Although, the TEAK constructs exhibited some tearing at the suture-tendon interface at higher loads, the repairs primarily failed by the suture pulling through the bone anchors. This suggests that the use of a free suture in an inverted horizontal mattress fashion may offer an inherent rip stop to prevent tendon-suture pullout and greater fixation of the soft tissue. An additional, albeit theoretical, benefit is the decreased likelihood of medial row tissue strangulation and necrosis by avoiding tying knots at the musculotendinous junction. As this study demonstrated no significant biomechanical difference in comparison to traditional tied double-row repairs, the TE all-knotless construct may be a viable option for arthroscopic rotator cuff repairs. Given that the TE all-knotless repairs tended to fail at the bone anchors, it can be inferred that load sharing effect of this technique prevents pullout at the suture-tendon interface.

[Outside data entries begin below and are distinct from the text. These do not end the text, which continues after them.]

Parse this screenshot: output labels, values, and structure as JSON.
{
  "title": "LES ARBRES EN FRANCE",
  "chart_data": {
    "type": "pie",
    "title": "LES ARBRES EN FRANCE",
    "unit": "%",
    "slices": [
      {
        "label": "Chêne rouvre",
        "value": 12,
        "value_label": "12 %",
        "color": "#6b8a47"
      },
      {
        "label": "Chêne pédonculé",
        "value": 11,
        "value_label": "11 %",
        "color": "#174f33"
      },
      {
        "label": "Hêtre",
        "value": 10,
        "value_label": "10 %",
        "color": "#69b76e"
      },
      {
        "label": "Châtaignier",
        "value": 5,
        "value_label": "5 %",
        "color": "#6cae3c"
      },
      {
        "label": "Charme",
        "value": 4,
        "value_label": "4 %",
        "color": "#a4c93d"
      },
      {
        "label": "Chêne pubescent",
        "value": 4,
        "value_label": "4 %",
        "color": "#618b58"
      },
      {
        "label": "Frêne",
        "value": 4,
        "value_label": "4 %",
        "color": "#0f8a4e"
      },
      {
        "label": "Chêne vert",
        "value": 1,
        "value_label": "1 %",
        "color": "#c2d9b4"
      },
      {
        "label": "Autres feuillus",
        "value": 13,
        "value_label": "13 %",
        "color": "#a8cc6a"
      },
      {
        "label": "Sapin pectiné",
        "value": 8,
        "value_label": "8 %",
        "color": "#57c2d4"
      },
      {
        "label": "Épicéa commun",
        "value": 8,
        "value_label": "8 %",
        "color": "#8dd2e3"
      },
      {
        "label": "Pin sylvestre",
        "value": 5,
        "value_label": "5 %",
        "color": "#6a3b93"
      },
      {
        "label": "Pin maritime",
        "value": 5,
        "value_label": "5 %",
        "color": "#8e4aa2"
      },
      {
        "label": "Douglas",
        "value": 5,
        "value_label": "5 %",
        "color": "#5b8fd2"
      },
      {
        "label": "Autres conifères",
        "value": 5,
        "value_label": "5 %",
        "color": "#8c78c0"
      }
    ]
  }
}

While the results of this study agree with those previously reported, there were limitations common to biomechanical studies. First, porcine specimens are an established medium for cuff repair studies, but, porcine shoulder anatomy does differ from human anatomy. Second, the linear extensometer used in this study limited the measurement of displacement to a single plane, thus the entirety of the motion at the bone-tendon junction at the repair site may not have fully been captured. Third, while extreme care was taken to ensure all repairs for both construct groups were performed in the same manner, inherent variations in tendon thickness, anchor placement, and knot tensioning were difficult to fully control. We attempted to minimize the inherent variability of the rotator cuff tendon anatomy by utilizing matched-pairs of porcine shoulders, with each specimen of a pair being randomly designated to one of two repair types. Finally, although there was adequate statistical power in the failure testing results, the small sample size may not have been adequate to detect more subtle biomechanical differences between repairs.
CONCLUSIONS
This biomechanical analysis demonstrated that a TEAK construct using a medial load-sharing technique is not significantly different than a traditional tied double row construct for rotator cuff repairs in a porcine shoulder model. In this limited series, the load-sharing design of the TEAK construct appeared to provide an inherent rip-stop for preventing tear-out at the suture-tendon interface. Further clinical studies utilizing TEAK repairs with medial row load sharing are warranted.